Monday 20 June 2022

Hairstreaks and Peregrines 15th June 2022

On what was predicted to be one of the hottest days of the year I decided to attempt a double delight by going to look for some local Black Hairstreak butterflies and then, in the afternoon, check out a family of Peregrines, on a church just over the county border in Buckinghamshire.

Oxfordshire is fortunate in being one of only three counties that provide a home for Black Hairstreaks, the rarest and arguably the most sought after of Britain's five native hairstreaks.

Mid morning and the sun was shining brightly but a gentle breeze provided some welcome respite from the heat as I wandered along the side of a blackthorn hedge looking for any sign of a tiny butterfly, jinking amongst the topmost leaves and twigs, which is where Black Hairstreaks like to spend most of their time, imbibing honeydew from the surfaces of the leaves.

I  was alone in my quest and for a good length of the hedge found nothing but many bees and other insects going about their lives. About three quarters of the way along and with disappointment becoming a distinct probability I found what I was looking for. No more than a tiny black outline against the bright sunlight. one could so easily miss it, as it flitted briefly from leaf to leaf, having been disturbed by a passing insect. So small and indistinct are they, that it is always a trial to follow their erratic progress but finally it settled.

Moving my position I endeavoured to get the sun behind me and, with this achieved, I was then able  to discern the intricate patterning on its wings. It was pristine and thus presumably a newly hatched individual. For quite some time it remained, frustratingly, where it was but then was disturbed once more by another bee bumbling its way through the leaves and to my immense pleasure the butterfly flew out from the hedgetop and downwards to settle in the long summer grass, almost at my feet.

I have seen them do this before but it is not that usual. However I accepted this good fortune and determined to make the most of it. The tiny insect spent a minute or more in the grass, wandering up and down stems as if confused at where it found itself. It was not long before the inevitable happened and it made a direct flight back into the top of the blackthorn. Here it took up a more usual position, sat on a shiny and hard, narrow blackthorn leaf and here I left it.

Despite another hour wandering along the rest of the hedgerow I was not able to find another and after talking to fellow butterfly enthusiasts later, I learnt that the hairstreaks seem to be scarcer than normal this year. With our capricious weather some years are better than others for our butteefly species and it would appear that this year is not so good for Black Hairstreaks or at least in this part of Oxfordshire.We will see.

From my current pleasant rural surroundings I now took to the motorway for a few miles south to eventually turn off and drive to the picturesque town centre of Marlow which lies on the River Thames in Buckinghamshire. My destination was All Saints Church, where a pair of Peregrines and their recently fledged young are currently in residence. A chance conversation with a fellow Farmoor birder a couple of days ago had alerted me to this opportunity.

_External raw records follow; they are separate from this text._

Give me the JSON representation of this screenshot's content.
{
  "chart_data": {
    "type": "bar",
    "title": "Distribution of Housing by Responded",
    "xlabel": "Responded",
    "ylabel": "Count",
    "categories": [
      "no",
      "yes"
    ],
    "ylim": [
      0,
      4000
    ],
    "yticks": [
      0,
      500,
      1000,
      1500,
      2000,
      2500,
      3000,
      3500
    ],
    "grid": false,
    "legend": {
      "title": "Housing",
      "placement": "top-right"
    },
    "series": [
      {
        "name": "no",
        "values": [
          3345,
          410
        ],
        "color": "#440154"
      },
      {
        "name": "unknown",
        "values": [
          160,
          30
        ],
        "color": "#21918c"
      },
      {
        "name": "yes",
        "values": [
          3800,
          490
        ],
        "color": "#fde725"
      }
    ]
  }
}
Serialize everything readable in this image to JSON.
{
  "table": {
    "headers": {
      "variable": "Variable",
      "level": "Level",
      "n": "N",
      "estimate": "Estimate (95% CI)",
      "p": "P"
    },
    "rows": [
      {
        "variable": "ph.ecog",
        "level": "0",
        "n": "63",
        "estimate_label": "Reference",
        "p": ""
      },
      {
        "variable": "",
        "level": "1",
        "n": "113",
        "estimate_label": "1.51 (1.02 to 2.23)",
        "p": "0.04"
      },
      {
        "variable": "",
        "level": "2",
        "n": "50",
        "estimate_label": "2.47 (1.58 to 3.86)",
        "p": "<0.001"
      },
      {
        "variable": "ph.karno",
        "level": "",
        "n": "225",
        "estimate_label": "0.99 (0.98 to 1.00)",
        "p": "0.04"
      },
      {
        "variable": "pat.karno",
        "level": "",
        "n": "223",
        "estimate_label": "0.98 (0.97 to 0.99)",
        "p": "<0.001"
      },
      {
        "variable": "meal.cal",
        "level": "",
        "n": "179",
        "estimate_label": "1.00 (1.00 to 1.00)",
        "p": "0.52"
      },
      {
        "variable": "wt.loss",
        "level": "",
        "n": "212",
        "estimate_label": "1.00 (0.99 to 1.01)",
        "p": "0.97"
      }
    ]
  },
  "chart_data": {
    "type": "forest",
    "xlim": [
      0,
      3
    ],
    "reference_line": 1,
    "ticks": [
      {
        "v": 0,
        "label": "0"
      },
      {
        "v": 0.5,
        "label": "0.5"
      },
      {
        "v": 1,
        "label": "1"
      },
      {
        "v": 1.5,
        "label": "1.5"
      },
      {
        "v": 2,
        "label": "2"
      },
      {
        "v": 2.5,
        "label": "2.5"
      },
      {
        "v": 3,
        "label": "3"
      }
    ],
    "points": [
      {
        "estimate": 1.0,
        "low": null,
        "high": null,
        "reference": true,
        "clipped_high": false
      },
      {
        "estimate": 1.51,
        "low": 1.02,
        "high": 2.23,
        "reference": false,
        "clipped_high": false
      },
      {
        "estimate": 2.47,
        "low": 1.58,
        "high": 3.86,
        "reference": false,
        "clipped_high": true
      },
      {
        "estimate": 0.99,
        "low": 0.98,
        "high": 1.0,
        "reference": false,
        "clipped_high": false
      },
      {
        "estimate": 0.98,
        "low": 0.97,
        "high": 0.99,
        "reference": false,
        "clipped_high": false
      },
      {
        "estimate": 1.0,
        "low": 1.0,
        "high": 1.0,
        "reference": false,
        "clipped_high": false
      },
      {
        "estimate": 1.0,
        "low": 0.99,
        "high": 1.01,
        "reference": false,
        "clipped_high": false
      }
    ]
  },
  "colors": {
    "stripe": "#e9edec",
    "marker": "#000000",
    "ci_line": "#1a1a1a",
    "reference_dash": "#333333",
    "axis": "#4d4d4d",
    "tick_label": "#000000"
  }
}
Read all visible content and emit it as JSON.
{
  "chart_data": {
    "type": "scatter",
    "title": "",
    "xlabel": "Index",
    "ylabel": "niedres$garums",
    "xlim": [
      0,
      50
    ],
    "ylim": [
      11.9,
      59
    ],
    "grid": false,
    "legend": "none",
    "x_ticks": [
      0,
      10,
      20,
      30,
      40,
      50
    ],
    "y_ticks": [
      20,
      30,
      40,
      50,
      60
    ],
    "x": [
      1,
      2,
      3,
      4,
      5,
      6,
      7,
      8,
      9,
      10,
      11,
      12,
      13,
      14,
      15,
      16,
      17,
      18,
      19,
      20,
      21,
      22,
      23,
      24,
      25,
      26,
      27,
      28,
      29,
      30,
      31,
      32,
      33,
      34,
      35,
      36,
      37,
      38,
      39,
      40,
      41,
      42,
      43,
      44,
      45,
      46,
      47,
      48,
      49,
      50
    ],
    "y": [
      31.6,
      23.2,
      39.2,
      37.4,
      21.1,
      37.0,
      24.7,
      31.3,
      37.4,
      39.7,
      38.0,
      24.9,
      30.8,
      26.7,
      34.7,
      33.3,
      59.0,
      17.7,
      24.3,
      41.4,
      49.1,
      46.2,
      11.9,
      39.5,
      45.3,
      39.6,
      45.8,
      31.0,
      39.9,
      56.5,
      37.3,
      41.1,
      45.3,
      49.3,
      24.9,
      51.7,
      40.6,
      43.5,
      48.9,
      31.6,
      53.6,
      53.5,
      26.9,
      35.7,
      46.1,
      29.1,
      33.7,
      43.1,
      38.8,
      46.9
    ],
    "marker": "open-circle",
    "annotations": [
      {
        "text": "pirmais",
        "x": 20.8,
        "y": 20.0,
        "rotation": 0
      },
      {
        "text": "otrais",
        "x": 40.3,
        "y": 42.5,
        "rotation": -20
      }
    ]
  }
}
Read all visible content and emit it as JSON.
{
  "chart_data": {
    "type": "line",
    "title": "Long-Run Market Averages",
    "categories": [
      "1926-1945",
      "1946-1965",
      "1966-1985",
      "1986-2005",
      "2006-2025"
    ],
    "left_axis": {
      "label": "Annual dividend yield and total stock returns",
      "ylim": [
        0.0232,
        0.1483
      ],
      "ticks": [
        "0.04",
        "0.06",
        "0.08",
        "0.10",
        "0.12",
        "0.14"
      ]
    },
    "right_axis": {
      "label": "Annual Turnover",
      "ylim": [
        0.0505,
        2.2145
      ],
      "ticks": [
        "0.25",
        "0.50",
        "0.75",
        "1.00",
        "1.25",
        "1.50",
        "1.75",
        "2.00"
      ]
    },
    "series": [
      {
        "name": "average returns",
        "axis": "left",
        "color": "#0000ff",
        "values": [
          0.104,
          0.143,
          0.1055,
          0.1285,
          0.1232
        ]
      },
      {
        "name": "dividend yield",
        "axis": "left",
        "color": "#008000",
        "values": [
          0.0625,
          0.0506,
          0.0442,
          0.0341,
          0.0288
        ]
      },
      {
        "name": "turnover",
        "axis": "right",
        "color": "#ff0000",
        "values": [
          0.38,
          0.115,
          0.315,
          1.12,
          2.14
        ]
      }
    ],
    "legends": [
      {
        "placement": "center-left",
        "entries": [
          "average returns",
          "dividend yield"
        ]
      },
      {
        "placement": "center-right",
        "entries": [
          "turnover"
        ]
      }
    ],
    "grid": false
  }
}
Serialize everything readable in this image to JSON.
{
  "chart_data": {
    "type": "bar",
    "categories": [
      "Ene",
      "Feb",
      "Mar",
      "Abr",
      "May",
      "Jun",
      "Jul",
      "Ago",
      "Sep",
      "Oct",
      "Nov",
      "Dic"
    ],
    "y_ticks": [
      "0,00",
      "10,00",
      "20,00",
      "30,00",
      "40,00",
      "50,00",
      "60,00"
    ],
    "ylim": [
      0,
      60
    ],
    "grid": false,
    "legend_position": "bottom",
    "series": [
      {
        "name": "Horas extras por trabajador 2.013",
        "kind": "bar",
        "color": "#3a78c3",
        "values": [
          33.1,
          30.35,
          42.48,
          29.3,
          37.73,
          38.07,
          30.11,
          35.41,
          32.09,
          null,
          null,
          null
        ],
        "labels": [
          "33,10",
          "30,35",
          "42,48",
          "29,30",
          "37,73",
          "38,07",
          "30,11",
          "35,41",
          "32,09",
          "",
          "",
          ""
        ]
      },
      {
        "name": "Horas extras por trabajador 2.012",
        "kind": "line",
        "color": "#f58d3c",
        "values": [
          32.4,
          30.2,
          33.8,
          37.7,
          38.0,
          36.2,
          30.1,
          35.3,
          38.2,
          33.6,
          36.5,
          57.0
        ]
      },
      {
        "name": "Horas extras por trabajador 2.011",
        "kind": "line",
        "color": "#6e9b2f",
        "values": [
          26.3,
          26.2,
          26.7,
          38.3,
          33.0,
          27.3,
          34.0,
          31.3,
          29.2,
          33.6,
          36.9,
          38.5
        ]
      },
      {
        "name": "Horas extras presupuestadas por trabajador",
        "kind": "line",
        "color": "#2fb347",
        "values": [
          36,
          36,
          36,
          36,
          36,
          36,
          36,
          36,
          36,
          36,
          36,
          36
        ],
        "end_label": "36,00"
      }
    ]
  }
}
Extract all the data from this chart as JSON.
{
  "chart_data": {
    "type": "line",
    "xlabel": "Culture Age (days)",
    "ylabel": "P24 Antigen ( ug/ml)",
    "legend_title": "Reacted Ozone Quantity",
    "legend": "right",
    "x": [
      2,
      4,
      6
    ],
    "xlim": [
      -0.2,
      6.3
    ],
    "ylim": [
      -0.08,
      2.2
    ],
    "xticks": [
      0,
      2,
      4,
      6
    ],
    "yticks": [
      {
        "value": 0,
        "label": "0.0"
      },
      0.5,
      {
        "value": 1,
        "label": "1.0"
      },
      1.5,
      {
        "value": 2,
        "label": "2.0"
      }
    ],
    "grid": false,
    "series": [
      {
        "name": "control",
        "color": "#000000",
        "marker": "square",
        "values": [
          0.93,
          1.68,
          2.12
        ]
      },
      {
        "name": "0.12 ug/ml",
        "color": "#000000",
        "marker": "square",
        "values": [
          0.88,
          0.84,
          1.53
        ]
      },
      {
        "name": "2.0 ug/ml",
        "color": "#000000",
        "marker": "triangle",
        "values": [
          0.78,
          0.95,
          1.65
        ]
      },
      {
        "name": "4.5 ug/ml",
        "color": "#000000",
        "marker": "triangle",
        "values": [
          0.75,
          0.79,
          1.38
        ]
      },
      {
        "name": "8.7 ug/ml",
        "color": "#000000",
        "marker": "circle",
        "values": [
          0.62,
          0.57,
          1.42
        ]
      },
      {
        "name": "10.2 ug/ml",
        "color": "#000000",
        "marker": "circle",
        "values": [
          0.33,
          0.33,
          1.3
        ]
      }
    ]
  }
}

The church lies in the heart of Marlow, at the end of the busy high street just before it crosses the bridge over the river. I was convinced parking, as it is in most towns now, was going to be a problem on this sunny day with so many people out and about enjoying the sun while sitting outside the cafes and pubs lining the street.

I was therefore pleasantly surprised to find that parking on the high street was free for an hour and there were spaces available. A walk of a few hundred metres from where I parked my car was all that was required to bring me to the churchyard and looking up to the impressive spire, there was a juvenile Peregrine perched on a buttress fast asleep in the afternoon heat.

There was a gathering of mourners standing outside the church door having attended a funeral so I discreetly positioned myself by a yew, well away from them so as not to be thought insensitive. Scanning the spire with my bins I found two more juvenile Peregrines at the other end of the buttress and then much higher, perched half way up the lofty spire, one of their parents which by its size  looked to be the female. She preened and sat quietly on her perch, constantly looking up and taking an intense interest in any passing bird as if sizing up whether to give chase.

Two of the departing mourners came over to talk to me about the Peregrines, telling me this was the second or third year they had bred here and they had become quite a celebrated feature of the town.

The sleepy juvenile awoke, preened for a while, took a long lazy stretch of its wings and then proceeded to shuffle around on its perch of solid masonry, the next best thing to a proper cliff. It stretched its wings once more and then moved along to nibble at a dead pigeon that one of the parent birds had presumably brought for it.

I remained for about an hour, watching and photographing the Peregrines and then retraced my steps back into the busy throng of cars and people in the high street. Marlow seems a nice town but I was glad to leave the mass of people and head for my home in a more rural and quieter part of Oxfordshire.